İhsan Oktay Anar'ın kitaplarını okurken mutlaka kendimi olayın geçtiği yerde buluyorum. Bu etkiyi döneme has mekanları harika betimlemesine borçlu Anar. SUSKUNLAR romanı da okuduğum diğer romanlarında olduğu gibi Osmanlı coğrafyasında geçiyor. Ege Üniversitesinde Felsefe Bölümünde profesör olarak görev yapan yazarın eserlerinde bir filozofun düşündüğünü hissediyorsunuz. Daha önce bu siteden "PUSLU KITALAR ATLASI" romanını tanıtmıştım.

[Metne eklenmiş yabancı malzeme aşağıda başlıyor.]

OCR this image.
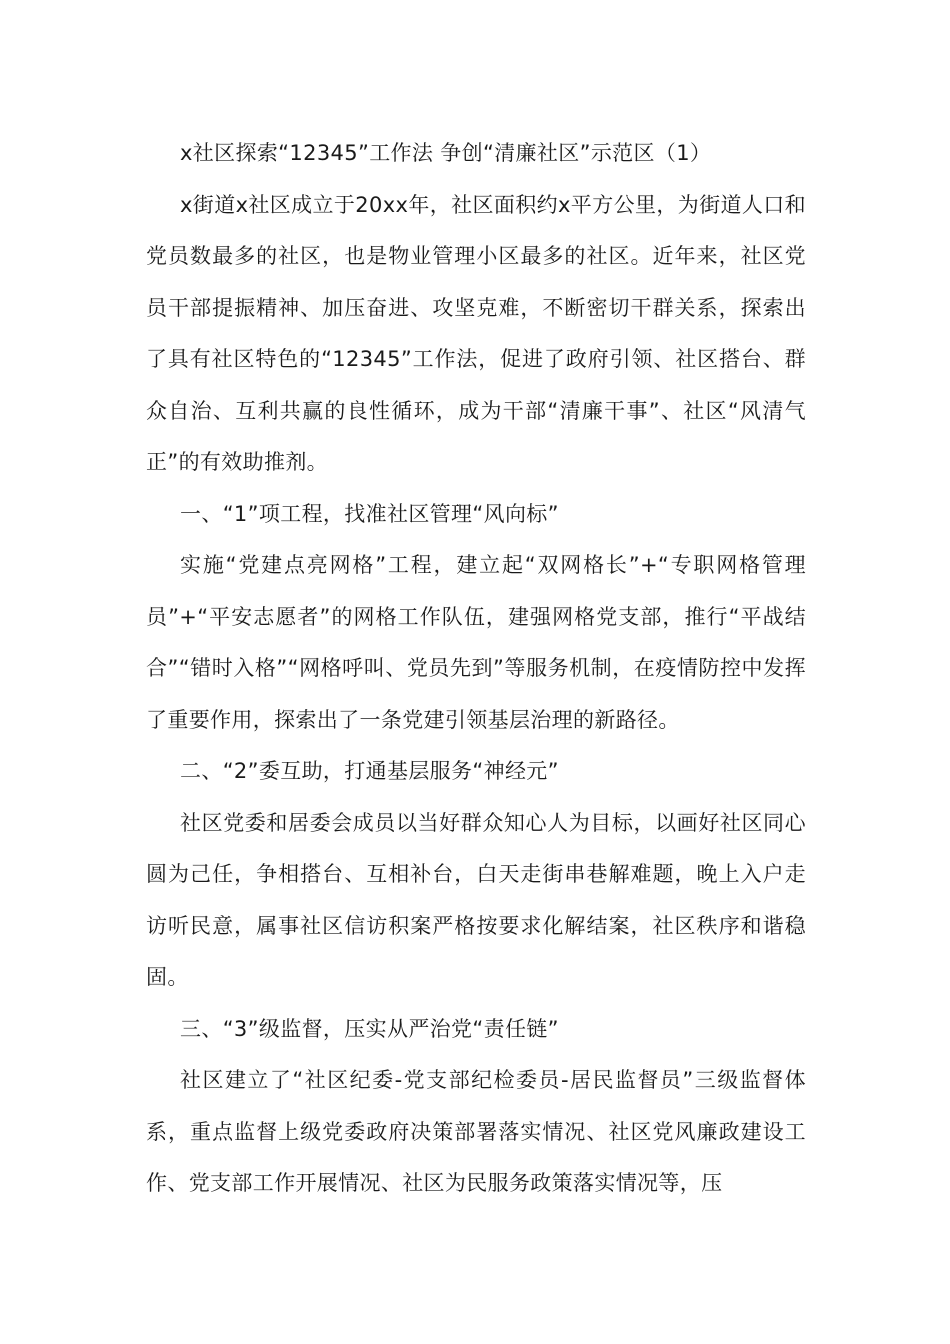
x社区探索“12345”工作法 争创“清廉社区”示范区（1）

x街道x社区成立于20xx年，社区面积约x平方公里，为街道人口和党员数最多的社区，也是物业管理小区最多的社区。近年来，社区党员干部提振精神、加压奋进、攻坚克难，不断密切干群关系，探索出了具有社区特色的“12345”工作法，促进了政府引领、社区搭台、群众自治、互利共赢的良性循环，成为干部“清廉干事”、社区“风清气正”的有效助推剂。

一、“1”项工程，找准社区管理“风向标”

实施“党建点亮网格”工程，建立起“双网格长”+“专职网格管理员”+“平安志愿者”的网格工作队伍，建强网格党支部，推行“平战结合”“错时入格”“网格呼叫、党员先到”等服务机制，在疫情防控中发挥了重要作用，探索出了一条党建引领基层治理的新路径。

二、“2”委互助，打通基层服务“神经元”

社区党委和居委会成员以当好群众知心人为目标，以画好社区同心圆为己任，争相搭台、互相补台，白天走街串巷解难题，晚上入户走访听民意，属事社区信访积案严格按要求化解结案，社区秩序和谐稳固。

三、“3”级监督，压实从严治党“责任链”

社区建立了“社区纪委-党支部纪检委员-居民监督员”三级监督体系，重点监督上级党委政府决策部署落实情况、社区党风廉政建设工作、党支部工作开展情况、社区为民服务政策落实情况等，压
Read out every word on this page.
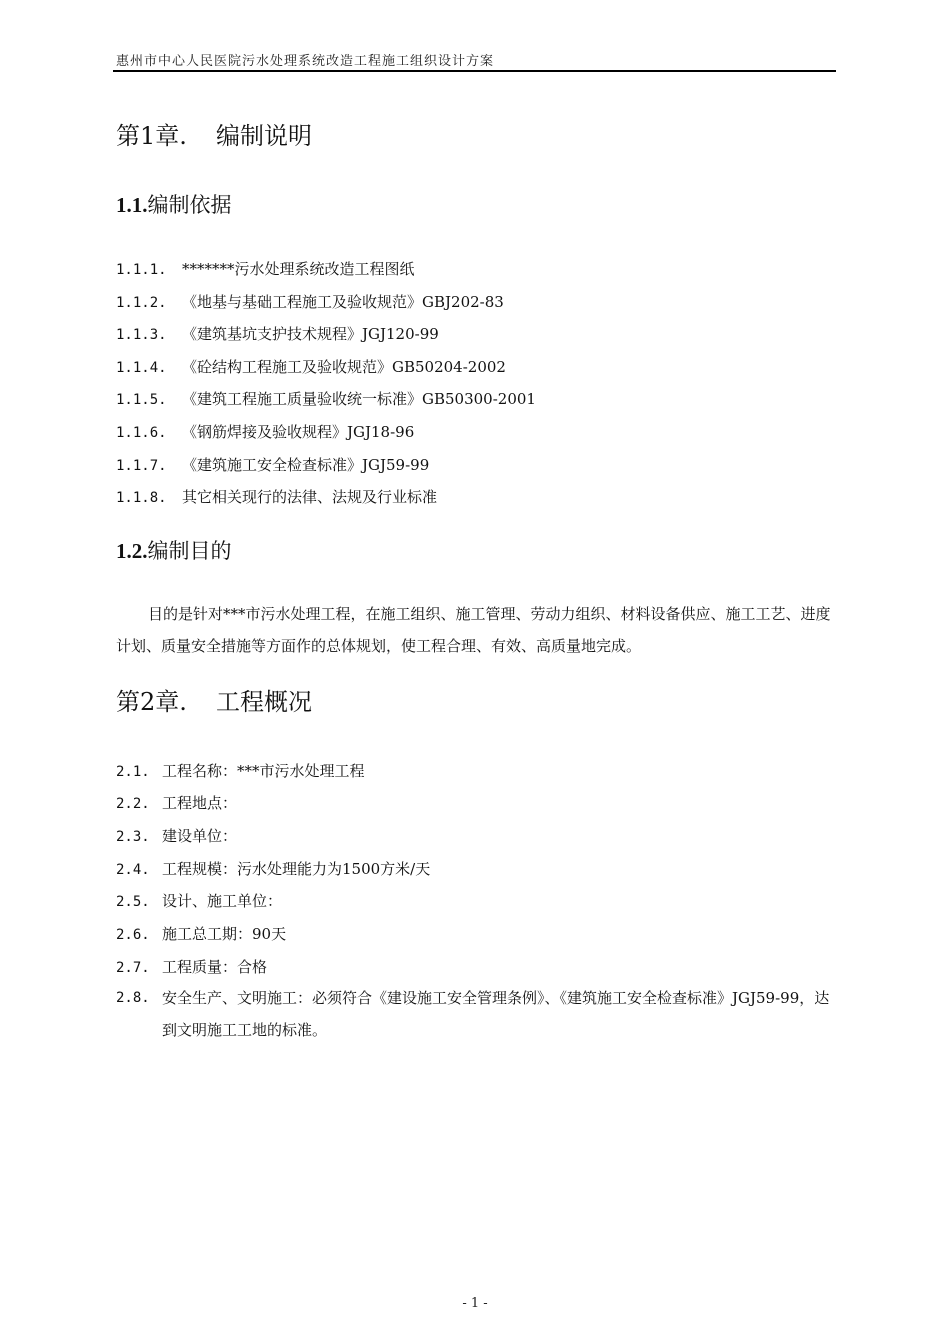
惠州市中心人民医院污水处理系统改造工程施工组织设计方案
第1章. 编制说明
1.1.编制依据
1.1.1. *******污水处理系统改造工程图纸
1.1.2. 《地基与基础工程施工及验收规范》GBJ202-83
1.1.3. 《建筑基坑支护技术规程》JGJ120-99
1.1.4. 《砼结构工程施工及验收规范》GB50204-2002
1.1.5. 《建筑工程施工质量验收统一标准》GB50300-2001
1.1.6. 《钢筋焊接及验收规程》JGJ18-96
1.1.7. 《建筑施工安全检查标准》JGJ59-99
1.1.8. 其它相关现行的法律、法规及行业标准
1.2.编制目的
目的是针对***市污水处理工程，在施工组织、施工管理、劳动力组织、材料设备供应、施工工艺、进度计划、质量安全措施等方面作的总体规划，使工程合理、有效、高质量地完成。
第2章. 工程概况
2.1. 工程名称：***市污水处理工程
2.2. 工程地点：
2.3. 建设单位：
2.4. 工程规模：污水处理能力为1500方米/天
2.5. 设计、施工单位：
2.6. 施工总工期：90天
2.7. 工程质量：合格
2.8. 安全生产、文明施工：必须符合《建设施工安全管理条例》、《建筑施工安全检查标准》JGJ59-99，达到文明施工工地的标准。
- 1 -
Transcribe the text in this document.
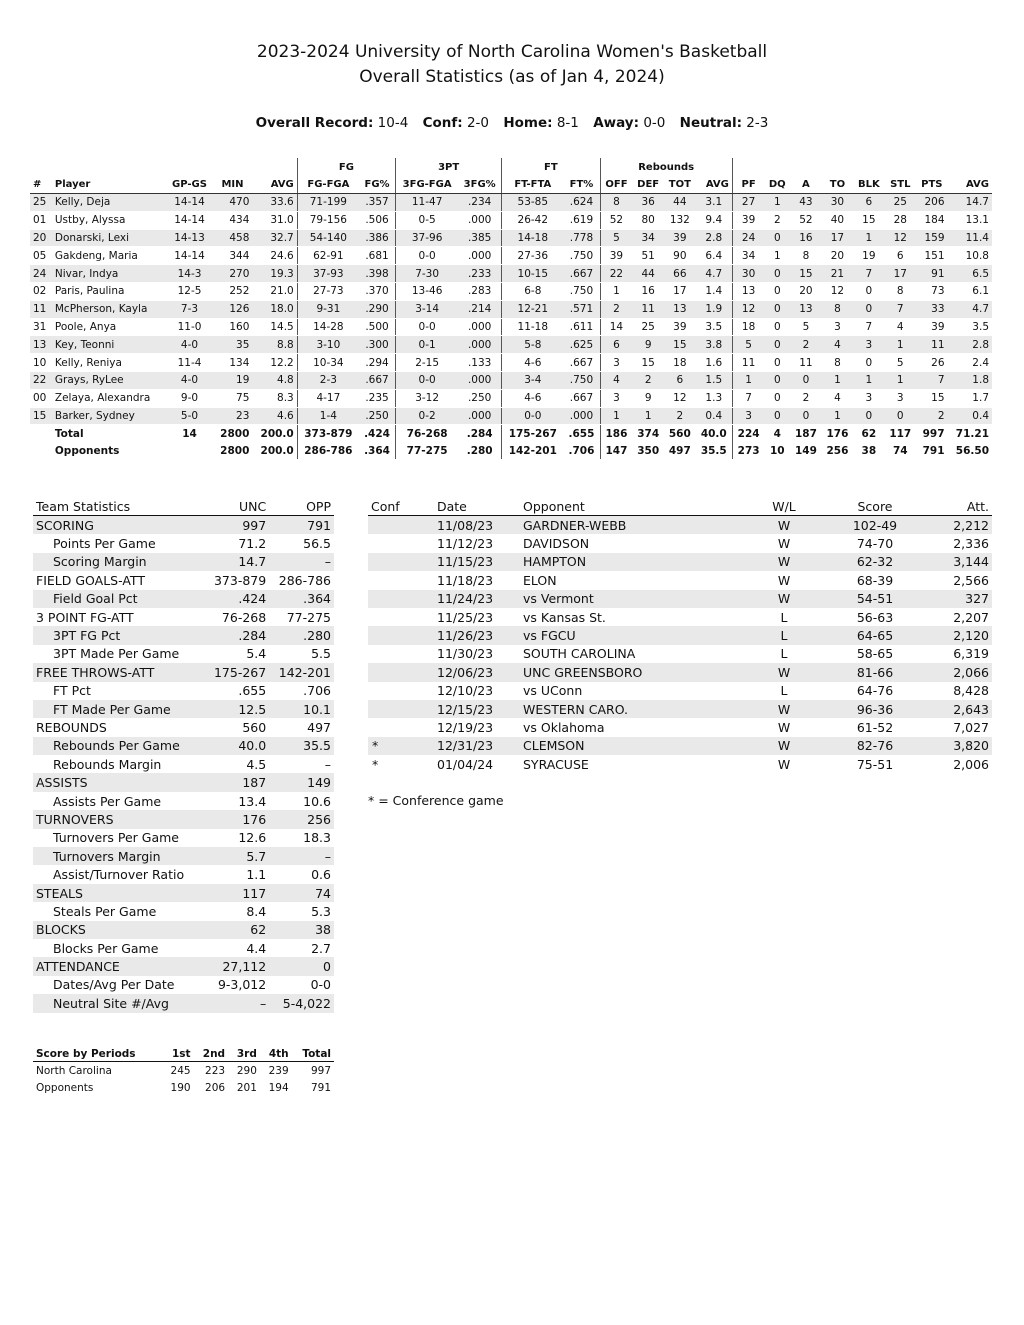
2023-2024 University of North Carolina Women's Basketball
Overall Statistics (as of Jan 4, 2024)
Overall Record: 10-4 Conf: 2-0 Home: 8-1 Away: 0-0 Neutral: 2-3
					FG		3PT		FT		Rebounds											
#	Player	GP-GS	MIN	AVG	FG-FGA	FG%	3FG-FGA	3FG%	FT-FTA	FT%	OFF	DEF	TOT	AVG	PF	DQ	A	TO	BLK	STL	PTS	AVG
25	Kelly, Deja	14-14	470	33.6	71-199	.357	11-47	.234	53-85	.624	8	36	44	3.1	27	1	43	30	6	25	206	14.7
01	Ustby, Alyssa	14-14	434	31.0	79-156	.506	0-5	.000	26-42	.619	52	80	132	9.4	39	2	52	40	15	28	184	13.1
20	Donarski, Lexi	14-13	458	32.7	54-140	.386	37-96	.385	14-18	.778	5	34	39	2.8	24	0	16	17	1	12	159	11.4
05	Gakdeng, Maria	14-14	344	24.6	62-91	.681	0-0	.000	27-36	.750	39	51	90	6.4	34	1	8	20	19	6	151	10.8
24	Nivar, Indya	14-3	270	19.3	37-93	.398	7-30	.233	10-15	.667	22	44	66	4.7	30	0	15	21	7	17	91	6.5
02	Paris, Paulina	12-5	252	21.0	27-73	.370	13-46	.283	6-8	.750	1	16	17	1.4	13	0	20	12	0	8	73	6.1
11	McPherson, Kayla	7-3	126	18.0	9-31	.290	3-14	.214	12-21	.571	2	11	13	1.9	12	0	13	8	0	7	33	4.7
31	Poole, Anya	11-0	160	14.5	14-28	.500	0-0	.000	11-18	.611	14	25	39	3.5	18	0	5	3	7	4	39	3.5
13	Key, Teonni	4-0	35	8.8	3-10	.300	0-1	.000	5-8	.625	6	9	15	3.8	5	0	2	4	3	1	11	2.8
10	Kelly, Reniya	11-4	134	12.2	10-34	.294	2-15	.133	4-6	.667	3	15	18	1.6	11	0	11	8	0	5	26	2.4
22	Grays, RyLee	4-0	19	4.8	2-3	.667	0-0	.000	3-4	.750	4	2	6	1.5	1	0	0	1	1	1	7	1.8
00	Zelaya, Alexandra	9-0	75	8.3	4-17	.235	3-12	.250	4-6	.667	3	9	12	1.3	7	0	2	4	3	3	15	1.7
15	Barker, Sydney	5-0	23	4.6	1-4	.250	0-2	.000	0-0	.000	1	1	2	0.4	3	0	0	1	0	0	2	0.4
	Total	14	2800	200.0	373-879	.424	76-268	.284	175-267	.655	186	374	560	40.0	224	4	187	176	62	117	997	71.21
	Opponents		2800	200.0	286-786	.364	77-275	.280	142-201	.706	147	350	497	35.5	273	10	149	256	38	74	791	56.50
Team Statistics	UNC	OPP
SCORING	997	791
Points Per Game	71.2	56.5
Scoring Margin	14.7	–
FIELD GOALS-ATT	373-879	286-786
Field Goal Pct	.424	.364
3 POINT FG-ATT	76-268	77-275
3PT FG Pct	.284	.280
3PT Made Per Game	5.4	5.5
FREE THROWS-ATT	175-267	142-201
FT Pct	.655	.706
FT Made Per Game	12.5	10.1
REBOUNDS	560	497
Rebounds Per Game	40.0	35.5
Rebounds Margin	4.5	–
ASSISTS	187	149
Assists Per Game	13.4	10.6
TURNOVERS	176	256
Turnovers Per Game	12.6	18.3
Turnovers Margin	5.7	–
Assist/Turnover Ratio	1.1	0.6
STEALS	117	74
Steals Per Game	8.4	5.3
BLOCKS	62	38
Blocks Per Game	4.4	2.7
ATTENDANCE	27,112	0
Dates/Avg Per Date	9-3,012	0-0
Neutral Site #/Avg	–	5-4,022
Conf	Date	Opponent	W/L	Score	Att.
	11/08/23	GARDNER-WEBB	W	102-49	2,212
	11/12/23	DAVIDSON	W	74-70	2,336
	11/15/23	HAMPTON	W	62-32	3,144
	11/18/23	ELON	W	68-39	2,566
	11/24/23	vs Vermont	W	54-51	327
	11/25/23	vs Kansas St.	L	56-63	2,207
	11/26/23	vs FGCU	L	64-65	2,120
	11/30/23	SOUTH CAROLINA	L	58-65	6,319
	12/06/23	UNC GREENSBORO	W	81-66	2,066
	12/10/23	vs UConn	L	64-76	8,428
	12/15/23	WESTERN CARO.	W	96-36	2,643
	12/19/23	vs Oklahoma	W	61-52	7,027
*	12/31/23	CLEMSON	W	82-76	3,820
*	01/04/24	SYRACUSE	W	75-51	2,006
* = Conference game
Score by Periods	1st	2nd	3rd	4th	Total
North Carolina	245	223	290	239	997
Opponents	190	206	201	194	791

SUSKUNLAR da gerilim ve korku unsurlarını da kullandığını gördüğümüz Anar, eserinde metafizik dünyayla sıklıkla ilişki kuran kahramanlarını dillendiriyor. Sözü geçen iki romanı da okumanızı tavsiye ediyorum. Gerçekten pişman olmayacaksınız. Okurken yazarın kelime haznesine ve dönem ile ilgili bilgisine hayran kalacaksınız. Gördüğünüz her kelime sizde o dönemi araştırma isteği uyandıracak. Tabii eserlerdeki felsefik yanlar üzerine de kafa yormaktan büyük zevk alacaksınız. Bizden söylemesi

2 yorum:

  1. en sevdiğim sözlerden biriyle başlıyor "suskunlar", "kulak eğer gerçeği anlarsa gözdür" diyerek.
    yazar içinde yaşıyor bu romanların diye düşünmüştüm ben de. kah rendekar kah babası oluyor kah köşedeki kedi demiştim kendisiyle ilk tanıştığımda, çünkü sanki görünmez ayak izleriyle romanı yaşayarak okumuştum. sonra suskunlar geldi, eflatun.. ve inanılmazdı, gözlerimizden çok kulaklarımıza güvensek belki de daha münasip olurdu...

    YanıtlaSil
  2. y. müthiş özetlemişsin romanı. romanda özellikle eflatun'un bitmek tükenmek bilmeyen inancına hayran kalmıştım. onun istanbul sokaklarında dolaşmasına sanki ben de şahit oldum kitabı okurken. resmen eflatunu 5 -10 metre geriden takip ediyordum. ANAR o kadar güzel kuruyor dekorunu ki insan içine girmeden edemiyor.